Table of Contents
1. The Attack
5. Secrets and Lies
6. The Cult
7. Evil Empire
9. Taking Charge
10. The President
12. The Future
From Chapter Two
Germs and warfare are old allies. More than two millennia ago, Scythian archers dipped arrowheads in manure and rotting corpses to increase the deadliness of their weapons. Tatars in the fourteenth century hurled dead bodies foul with plague over the walls of enemy cities. British soldiers during the French and Indian War gave unfriendly tribes blankets sown with smallpox. The Germans in World War I spread glanders, a disease of horses, among the mounts of rival cavalries. The Japanese in World War II dropped fleas infected with plague on Chinese cities, killing hundreds and perhaps thousands of people.
Despite occasional grim successes, germ weapons have never played decisive roles in warfare or terrorism. Unintended infection is another matter. European conquests around the globe were often made possible because the indigenous peoples lacked immunity to the invaders' endemic diseases, including smallpox, measles, influenza, typhus, and plague. But intentional warfare with germ weapons has been relatively rare, especially in modern times, and has been widely condemned as unethical and inhumane.
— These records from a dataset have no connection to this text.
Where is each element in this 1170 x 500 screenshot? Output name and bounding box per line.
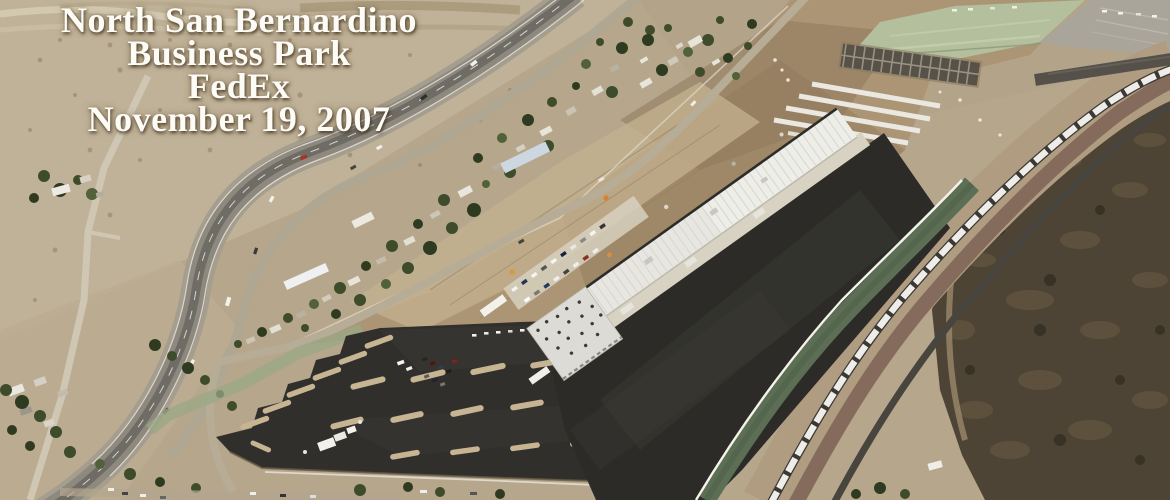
construction-equipment xyxy=(603,195,608,200)
aerial-photo: North San Bernardino Business Park FedEx… xyxy=(0,0,1170,500)
construction-equipment xyxy=(509,269,514,274)
photo-caption: North San Bernardino Business Park FedEx… xyxy=(0,0,478,136)
caption-line-4: November 19, 2007 xyxy=(0,103,478,136)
Even so, in the early twentieth century, Canada, France, Germany, Japan, the Soviet Union, and the United Kingdom were among the many countries that investigated how to wage biological war.
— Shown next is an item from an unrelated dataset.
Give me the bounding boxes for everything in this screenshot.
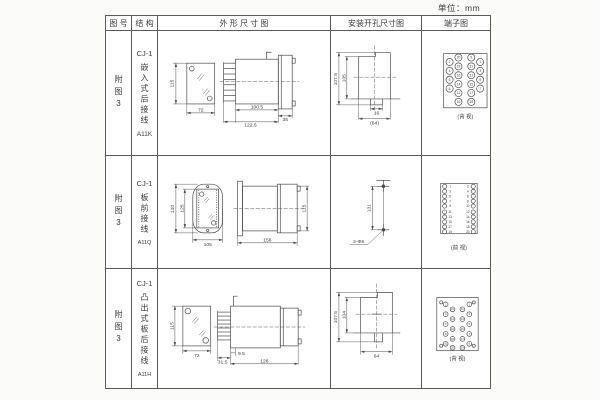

All understood that the weapons they were developing were fundamentally different from bombs and bullets, grenades and missiles. These munitions were alive. They could multiply exponentially and, if highly contagious, spread like wildfire. Strangest of all, given war's din, they worked silently.
In the days before atom bombs, germ weapons were seen as an ideal means of mass destruction, one that left property intact. Their main drawback was their unpredictability. In the close confines of a battlefield, the weapons followed the dictates of nature, not military commanders. They might kill an adversary, or they might bounce back and devastate the ranks of the attacker and his allies. Their best use seemed to be against a distant enemy, reducing the chance that the disease would boomerang.
With intelligence agencies warning that Tokyo and Berlin had biological weapons, Washington began to mobilize against germ attacks in 1942. President Franklin D. Roosevelt publicly denounced the exotic arms of America's foes as "terrible and inhumane," even while preparing to retaliate in kind. The man chosen to lead the secret U.S. program was George W. Merck, the president of a drug company. Merck was a household name, and generations of physicians had come to rely on The Merck Manual as a trusted guide for diagnosing and treating disease. But the new effort was designed to be nearly invisible, its degree of secrecy matched only by America's project to build the atom bomb.
This germ initiative had its headquarters at Camp Detrick, an old army base in rural Maryland that was close enough to Washington for quick responsiveness, but far enough away to ensure a margin of isolating safety. The work got under way in 1943 and expanded quickly. From a rural outpost in farm country, the base grew overnight into a dense metropolis of 250 buildings and living quarters for five thousand people.
The post was ringed by fences, towers, and floodlights. Guards, under orders to shoot first and ask questions later, kept their machine guns loaded. The scientists were issued pistols, which they kept at their sides or nearby on workbenches. The headquarters building at the heart of the compound had its own set of armed guards on alert around the clock. All personnel had identity passes with employee photos -- a security precaution that would become widespread in future decades. Persons leaving the post surrendered their photo passes to the guards; accidentally keeping one could lead to arrest and interrogation.